Until Mrs. Chao cracked down in 2005, records show, few union leaders or employees bothered to file the form, although the filing requirement has been on the books for decades.

“There was no compliance and no enforcement,” Mrs. Chao said of the LM-30 filings.

In 2005, she said the department would start enforcing the rule with the 2004 reports and offered amnesty to first-time filers. As a result, filings were submitted by 13,326 union officials or employees, compared with 96 the previous year. Mrs Chao then updated the rule and expanded the form, which had been the same for 40 years, requiring more people to file and increasing the detail that had to be disclosed.

The new reports, covering 2008, were due in 2009.

But in 2009, the Labor Department backed off the new LM-30 filing requirement, saying the union leaders and employees could file the older, less-detailed version because of pending litigation and unanswered questions over the new reporting requirements.
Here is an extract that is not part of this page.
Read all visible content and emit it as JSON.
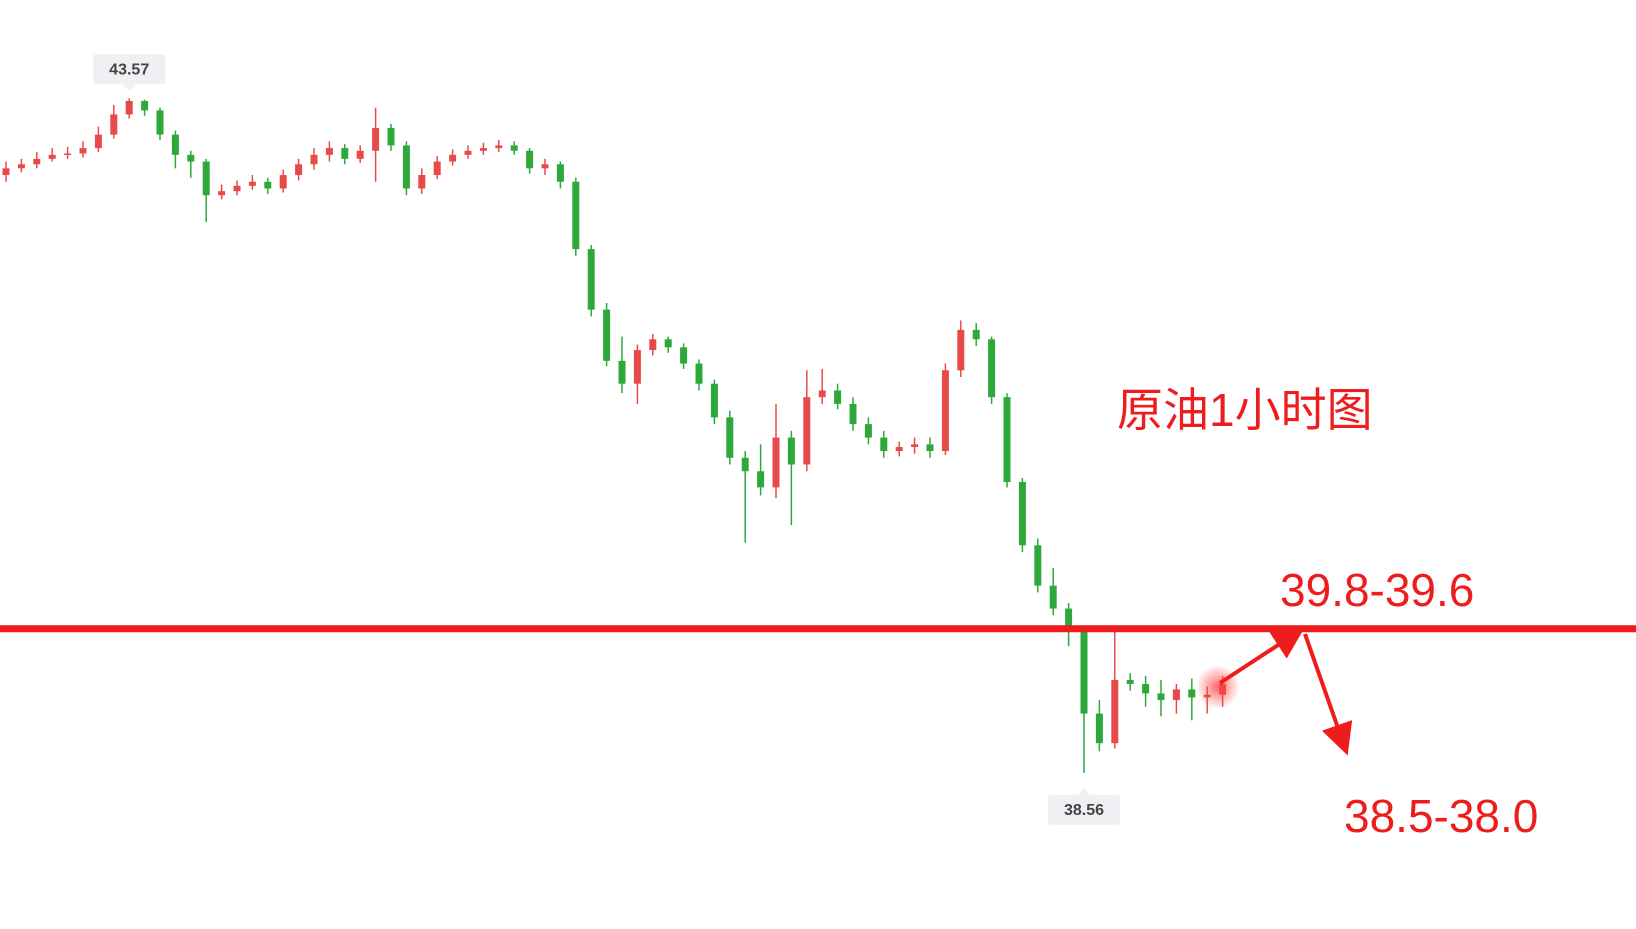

The department said, “It would not be a good use of resources to bring enforcement actions” based on failing to file one version of the form over another. For now, union officials and employees can file either version of the form.

Mrs. Solis said at the February subcommittee hearing that the department was reviewing the expanded LM-30 form as proposed by the Bush administration. The Labor Department is expected to modify the rule.

T-1 filings

In February, the Obama administration also proposed rescinding a Bush plan to get annual financial disclosures from union trusts - organizations set up primarily to provide member benefits such as training and apprenticeship programs, building funds and strike funds.

Some of the trusts originally were known as “nickel funds” because employers would contribute 5 cents for every hour a union member worked. A number of the funds have grown to be multimillion-dollar enterprises as the amount of the contributions from employers has increased as part of collective bargaining agreements.

In December 2002, the Bush administration proposed a rule making the trusts file annual reports known as the T-1, similar to union reports detailing how much money they had and itemizing how they spent it. The AFL-CIO twice challenged the proposed rule in court, forcing the Labor Department to make changes and delay its implementation.

The first T-1 reports, covering 2009, were due at the end of March until the Obama Labor Department moved to rescind the rule.

“Basically, labor organizations file no financial reports on how these funds are spent,” said Mrs. Chao. “There is no accountability.”

The trusts have not been subject to any significant disclosure requirements other than having to file and make public their 990 federal income tax returns as nonprofits. Such tax returns often take years to become public and do not require details on how the money was spent.